In contrast, Venezuela does not enjoy widespread support from its fellow Latin American states. Only Cuba and Nicaragua have maintained diplomatic links with Caracas, with the leaders of these two countries being the only heads of state at the inauguration. A group of nine Latin American states demanded an independent investigation into election results the day after the election, made up of Argentina, Costa Rica, the Dominican Republic, Ecuador, Guatemala, Panama, Paraguay, Peru and Uruguay. Additionally, Panama completely severed all diplomatic relations with Venezuela on this day. Then, the Panamanian government offered both political asylum to Maduro and his family and a meeting of regional powers to end the brewing political crisis. Both options were refused by Maduro. Chile and El Salvador called for transparency, with El Salvador’s president Nayib Bukele vowing to not resume diplomatic relations with Caracas until free and fair elections were held. It appears that the issue of Venezuela has managed to transcend ideological differences between certain Latin American states, while previous allies of the Maduro regime like Brazil and Colombia have distanced themselves from Venezuela. Colombia, home to over a third of the 7.7 million Venezuelans that have fled the country in the last few years, have refused to recognize the election results or Maduro as a legitimate leader.
The United States has always been a harsh critic of Venezuela, with U.S. sanctions having been imposed on the petrostate since 2005. However, in response to the election, new sanctions and visa restrictions were implemented in September 2024, “targeting sixteen Maduro-affiliated individuals from the National Electoral Council, the Supreme Tribunal of Justice, and the National Assembly for impeding the electoral process and obstructing the release of the election results”. Then, on the day of Maduro’s inauguration, the U.S., U.K and European Union declared “a coordinated round of new sanctions […] on more than 20 officials” high up in Maduro’s regime. Additionally, the Biden administration increased the reward for the arrest of Maduro and his Interior Minister to $25 million, placed a bounty of $15 million on the Venezuelan Defense Minister, and extended a special permission regarding Venezuelan migrants in the U.S., which allows 600,000 of them to remain in the country for another eighteen months (given the continued humanitarian crisis in Venezuela).
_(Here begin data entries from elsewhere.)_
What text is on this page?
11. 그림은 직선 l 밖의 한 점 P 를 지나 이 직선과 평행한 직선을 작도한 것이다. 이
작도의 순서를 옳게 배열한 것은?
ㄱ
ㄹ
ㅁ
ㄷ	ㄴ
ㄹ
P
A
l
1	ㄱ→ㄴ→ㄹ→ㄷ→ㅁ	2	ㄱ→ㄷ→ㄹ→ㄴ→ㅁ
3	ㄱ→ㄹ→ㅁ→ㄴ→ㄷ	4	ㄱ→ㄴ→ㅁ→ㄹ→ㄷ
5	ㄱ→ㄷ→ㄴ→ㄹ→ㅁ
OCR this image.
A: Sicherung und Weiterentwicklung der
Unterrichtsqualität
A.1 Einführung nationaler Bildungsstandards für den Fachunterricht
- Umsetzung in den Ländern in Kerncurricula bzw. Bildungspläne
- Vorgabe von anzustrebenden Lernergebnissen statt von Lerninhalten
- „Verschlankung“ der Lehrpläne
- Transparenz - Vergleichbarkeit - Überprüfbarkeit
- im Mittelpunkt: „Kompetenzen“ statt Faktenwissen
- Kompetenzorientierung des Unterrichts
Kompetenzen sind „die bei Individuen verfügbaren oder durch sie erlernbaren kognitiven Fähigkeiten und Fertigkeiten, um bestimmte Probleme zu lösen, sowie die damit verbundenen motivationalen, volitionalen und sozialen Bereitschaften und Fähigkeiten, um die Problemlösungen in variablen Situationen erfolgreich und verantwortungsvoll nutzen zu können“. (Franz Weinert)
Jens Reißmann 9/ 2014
EU foreign policy chief Kaja Kallas highlighted how “Maduro lacks the legitimacy of a democratically elected president” and not respected the will of the people. Serbia- a candidate for EU membership- was the only European country apart from Russia and Belarus to attend Maduro’s inauguration.
Although Maduro has managed to return to the presidential office, the greatest challenge has only really begun. His attempt to regain a semblance of legitimacy by holding the elections has failed, and his administration is being propped up by his iron grip over institutional processes within Venezuela. However, the opposition are not going to take this lying down. Edmundo González may soon attempt to return from exile, buoyed by widespread international support and recognition of him as legitimate leader of Venezuela. If this comes to pass, Venezuela might find itself once again with two presidents, and only time will tell how long Maduro will be able to cling onto power.